In July 2003 the Austrian parliament enacted the Real Estate Investment Fund Act (Immobilien-Investmentfondsgesetz - ImmoInvFG), which came into force on September 1 2003. This new legislation aims, in particular, to encourage private investments in real estate. Previously, Austrian law had only contained rules concerning investment funds in securities.
The ImmoInvFG regulates the following:
The assets of a real estate fund are owned and administered by so-called investment fund management companies for real estate (IFMCs). These IFMCs require a banking licence under the Austrian Banking Act (Bankwesengesetz - BWG) and may only engage in real estate fund business and related businesses.
Under the ImmoInvFG IFMCs may appoint a third party asset manager to manage the real estate fund and administer its assets.
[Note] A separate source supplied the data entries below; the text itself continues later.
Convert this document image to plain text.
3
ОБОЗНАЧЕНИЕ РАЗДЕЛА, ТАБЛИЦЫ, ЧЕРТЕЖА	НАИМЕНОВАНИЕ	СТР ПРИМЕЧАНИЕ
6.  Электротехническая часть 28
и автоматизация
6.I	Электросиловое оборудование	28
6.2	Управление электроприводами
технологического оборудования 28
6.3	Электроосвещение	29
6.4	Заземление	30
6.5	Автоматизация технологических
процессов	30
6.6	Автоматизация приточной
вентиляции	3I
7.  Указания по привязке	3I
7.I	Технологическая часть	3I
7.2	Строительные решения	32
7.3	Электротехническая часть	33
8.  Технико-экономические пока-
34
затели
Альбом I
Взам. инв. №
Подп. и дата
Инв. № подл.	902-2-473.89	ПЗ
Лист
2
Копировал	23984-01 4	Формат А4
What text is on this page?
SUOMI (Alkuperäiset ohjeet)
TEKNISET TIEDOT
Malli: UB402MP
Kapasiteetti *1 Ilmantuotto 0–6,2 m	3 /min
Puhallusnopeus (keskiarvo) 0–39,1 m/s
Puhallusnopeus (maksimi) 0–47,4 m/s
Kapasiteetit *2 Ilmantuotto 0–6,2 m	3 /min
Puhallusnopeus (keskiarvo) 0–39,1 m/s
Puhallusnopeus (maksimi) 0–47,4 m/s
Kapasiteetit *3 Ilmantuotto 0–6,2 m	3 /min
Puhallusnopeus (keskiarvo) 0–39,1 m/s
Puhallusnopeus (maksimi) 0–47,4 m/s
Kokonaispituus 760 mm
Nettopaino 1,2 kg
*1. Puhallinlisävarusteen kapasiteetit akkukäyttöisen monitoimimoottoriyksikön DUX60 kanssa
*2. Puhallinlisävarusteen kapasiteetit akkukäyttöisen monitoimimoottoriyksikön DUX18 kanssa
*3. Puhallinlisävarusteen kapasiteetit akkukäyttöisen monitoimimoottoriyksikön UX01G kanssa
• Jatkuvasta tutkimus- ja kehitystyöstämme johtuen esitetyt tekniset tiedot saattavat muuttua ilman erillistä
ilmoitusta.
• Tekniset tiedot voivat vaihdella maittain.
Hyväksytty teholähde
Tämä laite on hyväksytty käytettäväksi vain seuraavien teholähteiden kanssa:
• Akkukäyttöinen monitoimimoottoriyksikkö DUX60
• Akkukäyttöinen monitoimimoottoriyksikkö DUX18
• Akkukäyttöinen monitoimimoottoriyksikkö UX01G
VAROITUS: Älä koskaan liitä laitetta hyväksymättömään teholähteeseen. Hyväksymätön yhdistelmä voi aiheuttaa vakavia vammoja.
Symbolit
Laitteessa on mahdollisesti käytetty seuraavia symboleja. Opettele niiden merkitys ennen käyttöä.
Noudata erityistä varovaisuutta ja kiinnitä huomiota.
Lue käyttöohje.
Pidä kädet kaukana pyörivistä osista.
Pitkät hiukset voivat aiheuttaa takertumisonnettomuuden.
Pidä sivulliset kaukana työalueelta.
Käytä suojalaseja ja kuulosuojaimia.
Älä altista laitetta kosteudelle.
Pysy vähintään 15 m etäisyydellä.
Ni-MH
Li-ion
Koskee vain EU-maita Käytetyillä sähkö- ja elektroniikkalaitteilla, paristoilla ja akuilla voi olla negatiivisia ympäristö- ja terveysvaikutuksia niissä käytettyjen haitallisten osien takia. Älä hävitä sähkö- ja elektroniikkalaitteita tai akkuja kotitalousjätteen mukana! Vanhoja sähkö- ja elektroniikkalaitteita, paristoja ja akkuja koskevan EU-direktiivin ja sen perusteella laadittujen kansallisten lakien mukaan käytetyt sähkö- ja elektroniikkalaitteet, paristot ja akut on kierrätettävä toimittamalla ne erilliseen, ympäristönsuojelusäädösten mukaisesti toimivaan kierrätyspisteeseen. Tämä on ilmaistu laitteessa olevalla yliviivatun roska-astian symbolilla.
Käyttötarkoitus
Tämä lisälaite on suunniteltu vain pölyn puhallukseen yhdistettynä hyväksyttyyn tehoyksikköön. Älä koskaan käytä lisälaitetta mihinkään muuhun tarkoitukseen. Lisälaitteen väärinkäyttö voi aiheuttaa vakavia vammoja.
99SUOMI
Based on the principle of diversification of risk, the ImmoInvFG sets detailed rules about how funds are to be invested (for example, whether they can invest in land with buildings, land with buildings under construction, land that is dedicated and suitable for development, flat property, and so on).
With the exception of shares in certain real estate companies, real estate funds are prohibited from investing in securities. Thus, a mixture of real estate funds and securities funds is forbidden.
A specialist appraiser must value each asset to be purchased, sold or encumbered by a real estate fund before the transaction can be executed. Also, at least two independent appraisers must value the assets of a real estate fund at least once a year.
The issue and redemption price of unit certificates must be published whenever the issuance or redemption of unit certificates takes place, and at least twice a month. If there are indications that the value of the assets has changed by more than 10%, the IFMC is obliged to provide an updated appraisal of the real estate fund's assets.
The Minister of Finance (Bundesminister für Finanzen - BMF) must appoint a state commissioner for each IFMC. The state commissioner is subordinated to the regulator, the Financial Markets Supervisory Authority (Finanzmarktaufsichtsbehörde - FMA).
The prospectus as well as the terms of the funds are subject to approval by the FMA.
The ImmoInvFG sets special rules for specific closely held real estate funds. These special real estate funds' unit certificates can only be held by a maximum of 10 investors, all of whom must be institutions rather than individuals and known to the IFMC. The transfer of unit certificates in these special real estate funds is subject to the IFMC's approval. For these funds some of the extensive restrictions of the ImmoInvFG are not applicable or are, at least, alleviated.